On
l'imaginait lointain ce retour aux arènes. De pouvoir enfin
ressentir l'appréhension, la tension, d'une course en habits de
lumières longtemps rangés dans les placards. Dans l'attente de
ressortir au grand jour, comme l'afición.
Et
ainsi pouvoir retrouver plein de petits détails. Il y a dans cette
passion pour la tauromachie quelque chose de magique. Revenir sur les
gradins d'une arène, et être dans le vif du sujet, des sensations
comme si cela ne s'était jamais arrêté.

Je
me souviens d'images de la puissance et de la caste du bravissime
Gañanito d'El Sierro aux arènes d'Arles, qui fit traverser la piste
au picador. Ce toro, brave et dur, avait longtemps été le générique
de l'émission Face au Toril.

Dans
l'élevage de la regrettée Doña Dolores Aguirre, où il y a aussi
une grande part d'origine Atanasio Fernández, on ne compte plus le
nombre de toros et de novillos ayant offert des tiers de piques à
émotion, époustouflants.

Tous
les deux primés, les picadors Adrián Navarrete et Jean-Loup Aillet
n'ont pas volé leurs récompenses à la fin de la novillada après
être parvenus à accomplir deux tiers de piques périlleux.
Quoi
de mieux pour la cavalerie de Philippe Heyral que de fêter son
centenaire avec de tels tiers de piques.
Hommage
aux organisateurs de l'ATB, qui ont réussi à célébrer leur course
lorsque tant d'autres ont renoncé. Une course placée sous le signe
de la ganadería du Comte de la Corte, dont c'est le centenaire cette
année. Un élevage qui sort rarement ces dernières années, et qui
à Beaucaire proposa trois novillos différents mais bien présentés
et sérieux, avec tous un fond de mansedumbre. De par sa mobilité,
le deuxième fut supérieur.
Ce
n'était pas un exercice facile pour les novilleros à l'affiche.
José Cabrera, qui alla face au toril au premier, ne parvint
malheureusement pas à mettre en valeur l'excellent quatrième de
Dolores Aguirre, "Cigarrero", qui prit trois piques,
encasté, et justement ovationné à l'arrastre. Quant au vénézuélien
José Antonio Valencia, la mission était difficile puisqu'il
s'agissait seulement de sa deuxième novillada piquée, un an après
la première dans les mêmes arènes. Son manque de pratique était
logique mais il a au moins le mérite d'avoir figuré sur cette
affiche devant une novillada aussi sérieuse.
Quant
à Francisco Montero, on peut dire qu'il n'a pas menti. Il n'était
pas là par hasard.
Il
y a chez lui cette personnalité hors du commun, ce putain de
courage, cette façon de s'exposer, de se donner à fond.
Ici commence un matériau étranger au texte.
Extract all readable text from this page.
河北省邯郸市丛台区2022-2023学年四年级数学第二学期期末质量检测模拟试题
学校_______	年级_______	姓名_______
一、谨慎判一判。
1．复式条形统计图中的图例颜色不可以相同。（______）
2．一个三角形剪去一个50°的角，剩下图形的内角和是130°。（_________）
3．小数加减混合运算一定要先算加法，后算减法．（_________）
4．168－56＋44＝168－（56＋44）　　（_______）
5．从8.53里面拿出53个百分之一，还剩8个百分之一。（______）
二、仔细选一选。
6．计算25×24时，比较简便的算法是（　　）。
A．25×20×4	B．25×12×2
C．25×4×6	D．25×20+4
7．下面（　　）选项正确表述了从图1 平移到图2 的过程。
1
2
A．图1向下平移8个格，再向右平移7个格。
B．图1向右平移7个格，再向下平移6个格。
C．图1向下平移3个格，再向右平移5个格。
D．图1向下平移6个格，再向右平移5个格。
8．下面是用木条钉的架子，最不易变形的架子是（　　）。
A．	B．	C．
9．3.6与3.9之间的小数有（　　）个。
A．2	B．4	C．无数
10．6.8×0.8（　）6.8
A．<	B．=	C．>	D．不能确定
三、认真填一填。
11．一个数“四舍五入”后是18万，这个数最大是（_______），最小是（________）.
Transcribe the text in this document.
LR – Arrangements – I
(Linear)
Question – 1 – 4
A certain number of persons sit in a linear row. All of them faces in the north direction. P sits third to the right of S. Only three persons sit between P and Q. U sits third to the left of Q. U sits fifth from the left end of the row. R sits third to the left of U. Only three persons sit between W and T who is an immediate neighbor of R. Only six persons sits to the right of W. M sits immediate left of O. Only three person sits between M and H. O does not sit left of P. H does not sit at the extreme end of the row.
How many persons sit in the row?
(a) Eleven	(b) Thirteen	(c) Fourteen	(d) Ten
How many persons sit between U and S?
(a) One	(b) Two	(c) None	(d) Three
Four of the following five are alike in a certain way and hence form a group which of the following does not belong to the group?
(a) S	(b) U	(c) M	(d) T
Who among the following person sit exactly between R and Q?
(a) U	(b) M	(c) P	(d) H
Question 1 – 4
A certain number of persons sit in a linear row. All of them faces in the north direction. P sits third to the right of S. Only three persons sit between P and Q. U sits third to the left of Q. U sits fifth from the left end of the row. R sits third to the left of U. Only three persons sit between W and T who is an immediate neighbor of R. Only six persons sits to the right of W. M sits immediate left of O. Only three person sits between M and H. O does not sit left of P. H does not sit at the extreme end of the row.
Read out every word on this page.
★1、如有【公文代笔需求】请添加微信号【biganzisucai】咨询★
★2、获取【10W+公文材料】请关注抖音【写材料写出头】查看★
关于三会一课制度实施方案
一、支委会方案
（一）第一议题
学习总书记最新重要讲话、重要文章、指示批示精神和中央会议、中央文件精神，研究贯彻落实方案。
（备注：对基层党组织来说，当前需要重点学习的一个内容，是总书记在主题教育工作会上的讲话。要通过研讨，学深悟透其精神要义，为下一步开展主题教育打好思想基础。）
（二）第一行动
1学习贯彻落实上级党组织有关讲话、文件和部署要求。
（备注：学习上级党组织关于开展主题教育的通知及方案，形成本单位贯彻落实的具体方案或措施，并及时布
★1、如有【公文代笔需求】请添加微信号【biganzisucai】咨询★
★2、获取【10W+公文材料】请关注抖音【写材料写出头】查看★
Parfois du
Padilla de début de carrière dans le texte. Padilla est de Jerez,
Montero de Chiclana, dans la même province de Cádiz. A son premier,
du fer du Comte de la Corte, Montero signa deux véroniques et une
demie d'anthologie, pleines de temple. Au cinquième, c'est avec la
cape de paseo qu'il alla à portagayola, pour recevoir le fameux
"Comadroso" de Dolores Aguirre, et pour commencer le combat
avec une étoffe très réduite.
Il
y a chez Francisco Montero, vêtu de son fétiche costume blanc et
argent, une envie débordante. L'envie de transmettre, souvent
excessive mais vibrante, d'aller de l'avant, aussi bien dans les
faenas que dans la façon d'entrer droit avec l'épée. D'ailleurs,
il n'était pas évident de se mesurer à un novillo aussi puissant
et encasté que le cinquième "Comadroso", et de le laisser
venir et naviguer le long des fémorales. Francisco Montero, qui
compte à son actif une petite dizaine de novilladas piquées, semble
vouloir croquer à pleine dents ce rêve de devenir un jour matador
de toros.
Heureux
nous étions à l'issue de cette course d'avoir pu goûter au plaisir
de la multitude de détails d'un après-midi de toros.